A November report from Oxford Economics commissioned by the Association of International Retail estimates that contrary to the £2 billion Treasury figure, the direct cost of refunded VAT would equate to £590 million.

An expected boost in added economic activity worth £940 million in tax take would leave a net positive impact to the Treasury of £350 million, the report argues.

It says such a measure would attract an extra 1.6 million visitors in the first full year, spending an added £2.1 billion.

The budget prioritised announcements on childcare, pensions, fuel duty, benefits, energy support, defence spending and the climate, among other areas.

In an encouraging sign, the independent OBR forecasts that CPI inflation will fall to 2.9% by the end of the year with the UK economy avoiding a recession.

“This government remains steadfast in its support for the independent Monetary Policy Committee at the Bank of England as it takes action to return inflation to the 2% target,” stated the Chancellor.

“Despite continuing global instability, the OBR reports that inflation in the UK will fall from 10.7% in the final quarter of last year to 2.9% by the end of 2023. That is more than halving inflation.

“Underlying debt is forecast to be 92.4% of GDP next year, 93.7% in 2024-25; 94.6% in 2025-26, and 94.8% in 2026-27, before falling to 94.6% in 2027-28. We are meeting the debt priority.”

Elsewhere, the DF&TR industry has been ramping up messaging around the untapped opportunity offered by tax and duty free on arrival in the UK, which has been the subject of a sustained campaign of late.
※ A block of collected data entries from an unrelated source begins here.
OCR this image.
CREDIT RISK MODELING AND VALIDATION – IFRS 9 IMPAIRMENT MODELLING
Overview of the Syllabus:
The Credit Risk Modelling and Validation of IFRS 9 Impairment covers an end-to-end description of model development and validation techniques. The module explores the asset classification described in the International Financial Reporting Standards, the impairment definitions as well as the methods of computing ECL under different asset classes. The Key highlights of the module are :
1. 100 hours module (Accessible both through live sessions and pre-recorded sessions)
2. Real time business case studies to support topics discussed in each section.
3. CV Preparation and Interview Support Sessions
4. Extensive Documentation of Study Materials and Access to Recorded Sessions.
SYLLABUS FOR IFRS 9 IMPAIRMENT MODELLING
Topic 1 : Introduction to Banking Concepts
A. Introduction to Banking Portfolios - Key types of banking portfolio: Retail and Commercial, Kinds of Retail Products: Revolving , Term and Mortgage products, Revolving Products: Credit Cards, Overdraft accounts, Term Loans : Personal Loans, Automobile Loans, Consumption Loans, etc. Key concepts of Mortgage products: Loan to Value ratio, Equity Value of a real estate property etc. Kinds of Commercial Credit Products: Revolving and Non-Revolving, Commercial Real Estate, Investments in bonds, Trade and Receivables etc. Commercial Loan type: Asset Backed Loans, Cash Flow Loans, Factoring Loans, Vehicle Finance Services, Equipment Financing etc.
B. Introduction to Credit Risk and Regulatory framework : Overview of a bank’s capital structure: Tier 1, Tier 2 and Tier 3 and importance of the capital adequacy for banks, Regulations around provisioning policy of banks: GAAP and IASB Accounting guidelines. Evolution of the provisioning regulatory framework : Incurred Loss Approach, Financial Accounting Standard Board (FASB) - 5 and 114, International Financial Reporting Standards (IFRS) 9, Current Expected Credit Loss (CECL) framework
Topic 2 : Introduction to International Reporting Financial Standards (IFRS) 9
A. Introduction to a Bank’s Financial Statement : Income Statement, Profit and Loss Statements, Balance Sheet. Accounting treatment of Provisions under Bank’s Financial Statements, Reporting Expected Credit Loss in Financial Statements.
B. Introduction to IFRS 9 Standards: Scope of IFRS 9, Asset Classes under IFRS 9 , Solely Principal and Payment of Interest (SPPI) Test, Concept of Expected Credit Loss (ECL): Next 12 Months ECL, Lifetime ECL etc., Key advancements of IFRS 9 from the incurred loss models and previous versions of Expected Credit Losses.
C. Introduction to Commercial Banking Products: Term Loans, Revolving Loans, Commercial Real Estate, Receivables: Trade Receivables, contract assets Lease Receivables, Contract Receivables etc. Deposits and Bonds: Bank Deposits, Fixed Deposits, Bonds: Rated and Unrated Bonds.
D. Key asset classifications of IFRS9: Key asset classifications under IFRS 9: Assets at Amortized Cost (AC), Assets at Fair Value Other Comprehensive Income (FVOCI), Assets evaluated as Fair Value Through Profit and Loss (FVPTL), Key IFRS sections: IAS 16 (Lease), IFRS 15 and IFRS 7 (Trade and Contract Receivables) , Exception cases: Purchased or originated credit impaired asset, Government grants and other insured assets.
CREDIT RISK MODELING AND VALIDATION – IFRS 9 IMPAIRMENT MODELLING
Nigel Keal, Chair of the UK Travel Retail Forum, told this publication: “UKTRF continues to make the case that arrivals duty free will deliver substantial benefits for UK businesses, airports and passengers.

“Arrivals duty free will be a Brexit benefit for airports of all sizes, but especially those smaller, regional airports up and down the country. We continue to encourage the Government to consider this policy concept, and are ready to offer our ideas, expertise and support.”

The government significantly enhanced duty free allowances for passengers travelling back to the UK in January 2021, but as things currently stand they do not benefit from arrivals duty free shops as some Eastern European and EEA countries do.

Last year, a poll from the organisation revealed that 55% of Britons wish to see duty free allowances extended to arrivals shops at airports, ports and railway stations.